After the death of Tenison, archbishop of Canterbury (4 Dec. 1715), a survey of the archiepiscopal residences was made by James, under the direction of Dickenson, and demands for dilapidations were made by Archbishop Wake. Tenison's executors contested the demand as exorbitant. A war of pamphlets followed in 1716 and 1717, James defending himself in ‘The Survey and Demand for Dilapidations … justified, against the Cavils and Misrepresentations contained in some Letters lately published by Mr. Archdeacon [Edward] Tenison [the archbishop's nephew],’ 1717 (see letter from E. Tenison, 27 Oct. 1717, in Strype, Correspondence, Cambr. Univ. Libr. MS. 2508). The matter was finally settled by arbitration. The Duke of Chandos is said to have employed James, as well as Gibbs and Sheppard, in designing his mansion, Canons, near Edgware, Middlesex, but Gibbs was chiefly responsible (cf. Builder, 1864, p. 41, Beauties of England and Wales, vol. x. pt. iv. p. 635).

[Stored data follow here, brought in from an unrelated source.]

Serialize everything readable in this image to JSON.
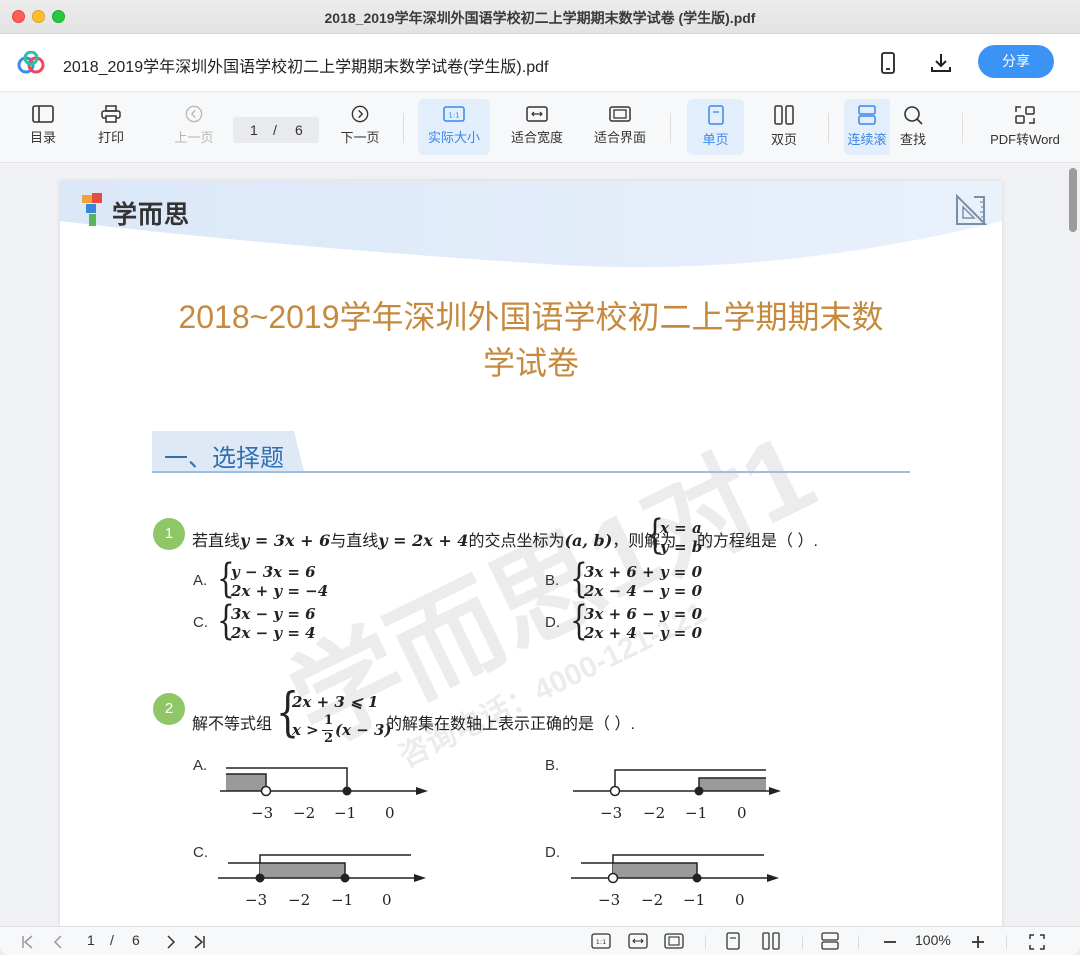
{
  "window": {
    "title": "2018_2019学年深圳外国语学校初二上学期期末数学试卷 (学生版).pdf"
  },
  "header": {
    "doc_title": "2018_2019学年深圳外国语学校初二上学期期末数学试卷(学生版).pdf",
    "share_label": "分享"
  },
  "toolbar": {
    "toc": "目录",
    "print": "打印",
    "prev": "上一页",
    "page_current": "1",
    "page_sep": "/",
    "page_total": "6",
    "next": "下一页",
    "actual_size": "实际大小",
    "fit_width": "适合宽度",
    "fit_page": "适合界面",
    "single": "单页",
    "double": "双页",
    "continuous": "连续滚",
    "search": "查找",
    "pdf_to_word": "PDF转Word"
  },
  "page": {
    "brand": "学而思",
    "title_line1": "2018~2019学年深圳外国语学校初二上学期期末数",
    "title_line2": "学试卷",
    "section": "一、选择题",
    "watermark_main": "学而思1对1",
    "watermark_phone": "咨询电话：4000-121-121",
    "q1": {
      "num": "1",
      "t1": "若直线",
      "m1": "y = 3x + 6",
      "t2": "与直线",
      "m2": "y = 2x + 4",
      "t3": "的交点坐标为",
      "m3": "(a, b)",
      "t4": "，则解为",
      "sys_l1": "x = a",
      "sys_l2": "y = b",
      "t5": "的方程组是（    ）.",
      "optA_label": "A.",
      "optA_l1": "y − 3x = 6",
      "optA_l2": "2x + y = −4",
      "optB_label": "B.",
      "optB_l1": "3x + 6 + y = 0",
      "optB_l2": "2x − 4 − y = 0",
      "optC_label": "C.",
      "optC_l1": "3x − y = 6",
      "optC_l2": "2x − y = 4",
      "optD_label": "D.",
      "optD_l1": "3x + 6 − y = 0",
      "optD_l2": "2x + 4 − y = 0"
    },
    "q2": {
      "num": "2",
      "t1": "解不等式组",
      "sys_l1": "2x + 3 ⩽ 1",
      "sys_l2a": "x >",
      "frac_num": "1",
      "frac_den": "2",
      "sys_l2b": "(x − 3)",
      "t2": "的解集在数轴上表示正确的是（    ）.",
      "optA_label": "A.",
      "optB_label": "B.",
      "optC_label": "C.",
      "optD_label": "D.",
      "ticks": [
        "−3",
        "−2",
        "−1",
        "0"
      ]
    }
  },
  "status": {
    "page_current": "1",
    "page_sep": "/",
    "page_total": "6",
    "zoom": "100%"
  }
}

In 1729 he joined his brother Thomas, a type-founder (1685–1738), William Fenner, a stationer, and James Ged in their unlucky attempt to work William Ged's system of block-printing or stereotyping [see Ged, William]. James appears to have been ‘taken into partnership as having money’ (cf. Mores, Narrative of Block Printing, p. 37), and being ‘universally acquainted with the nobility and dignified clergy.’ The losses of the enterprise fell heavily on him in 1738, when its failure was complete. He died at Greenwich, after a lingering illness, on Thursday, 15 May 1746. His wife Mary survived him. Only one child is mentioned in the will (made 8 Oct. 1744, proved 30 May 1746), a son, who had died before 1744, leaving a widow.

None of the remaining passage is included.